Les sciences et la technologie

    Monsieur le Président, plusieurs intervenants socioéconomiques et politiques de la région de Québec, ainsi que le Bloc québécois, se sont prononcés pour la création de la Boîte à science, un centre d'exploration en science et en technologie destiné à la promotion de la science chez les jeunes. Bien que le député de Lévis—Bellechasse se soit prononcé en faveur du projet pendant la dernière campagne électorale, les conservateurs ont voté contre ce projet au Comité permanent des finances.
    Est-ce que le ministre de l’Agence de développement économique du Canada pour les régions du Québec peut clarifier la position de son gouvernement face à ce projet et nous dire si, oui ou non, il entend l'appuyer?
    Monsieur le Président, au cours de la dernière campagne électorale, la députée n'a pas tellement appuyé ce projet de Boîte à science, et tout à coup, maintenant, elle veut nous en parler.
    Cela dit, l'organisme nous sollicite actuellement pour une contribution de 500 000 $ pour mettre de l'avant, si on veut, leurs études en vue de réaliser le projet qui coûte 30 millions de dollars.
    Une chose va être claire: si on va de l'avant avec l'étude, il faudra, une fois que la Boîte à science sera construite en vertu d'une décision future, qu'elle soit viable et non pas que DEC continue à la subventionner d'année en année.
    Monsieur le Président, si le projet de la Boîte à science reçoit l'appui du député de Lévis—Bellechasse, est-ce que le ministre de l’Agence de développement économique du Canada pour les régions du Québec peut nous dire alors pourquoi le Bloc québécois n'a pas reçu l'appui des conservateurs au Comité permanent des finances pour en assurer le développement, quand on sait que le Musée des sciences et de la technologie à Ottawa a reçu plus de 55 millions de dollars au cours des deux dernières années?
    Monsieur le Président, ce dossier est déposé à l'intérieur du programme du ministère que je dirige, Développement économique Canada.

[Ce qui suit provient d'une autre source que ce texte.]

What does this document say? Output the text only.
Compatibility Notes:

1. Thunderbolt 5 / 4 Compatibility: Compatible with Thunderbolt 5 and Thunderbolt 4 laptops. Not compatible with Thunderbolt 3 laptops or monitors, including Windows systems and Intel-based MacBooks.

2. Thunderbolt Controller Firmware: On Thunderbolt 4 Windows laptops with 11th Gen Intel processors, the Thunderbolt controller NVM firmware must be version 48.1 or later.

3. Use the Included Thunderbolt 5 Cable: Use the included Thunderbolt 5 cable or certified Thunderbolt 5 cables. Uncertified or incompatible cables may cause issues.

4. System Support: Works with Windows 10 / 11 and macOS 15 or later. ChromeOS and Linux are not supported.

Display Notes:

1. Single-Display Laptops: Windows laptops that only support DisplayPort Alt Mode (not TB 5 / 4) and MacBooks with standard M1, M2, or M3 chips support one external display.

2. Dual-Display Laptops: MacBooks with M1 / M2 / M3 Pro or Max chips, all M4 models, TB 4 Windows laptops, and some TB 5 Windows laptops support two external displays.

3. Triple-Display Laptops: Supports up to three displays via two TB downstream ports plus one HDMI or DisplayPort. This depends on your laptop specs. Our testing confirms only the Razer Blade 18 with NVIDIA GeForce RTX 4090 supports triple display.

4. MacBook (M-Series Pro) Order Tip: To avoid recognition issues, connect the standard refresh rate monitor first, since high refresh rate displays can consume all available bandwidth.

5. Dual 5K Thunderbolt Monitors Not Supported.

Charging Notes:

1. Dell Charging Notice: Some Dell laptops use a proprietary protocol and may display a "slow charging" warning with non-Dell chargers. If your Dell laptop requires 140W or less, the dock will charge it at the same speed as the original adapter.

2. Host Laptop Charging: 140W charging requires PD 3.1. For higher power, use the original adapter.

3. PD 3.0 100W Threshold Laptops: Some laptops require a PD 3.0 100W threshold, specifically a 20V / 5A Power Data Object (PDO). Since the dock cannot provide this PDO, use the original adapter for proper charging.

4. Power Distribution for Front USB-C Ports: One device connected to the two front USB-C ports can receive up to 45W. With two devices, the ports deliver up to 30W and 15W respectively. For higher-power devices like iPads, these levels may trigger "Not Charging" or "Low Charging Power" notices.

Je répète qu'actuellement, nous sommes en train d'être sollicités pour une somme de 500 000 $, avec Québec et d'autres partenaires privés. Si nous allons de l'avant, cela signifie 30 millions de dollars par la suite et on parle de coûts de fonctionnement de l'ordre de 7 millions de dollars annuellement. On comprendra qu'avant de dépenser une future somme de 30 millions de dollars, il faudra être sûr que le projet soit viable.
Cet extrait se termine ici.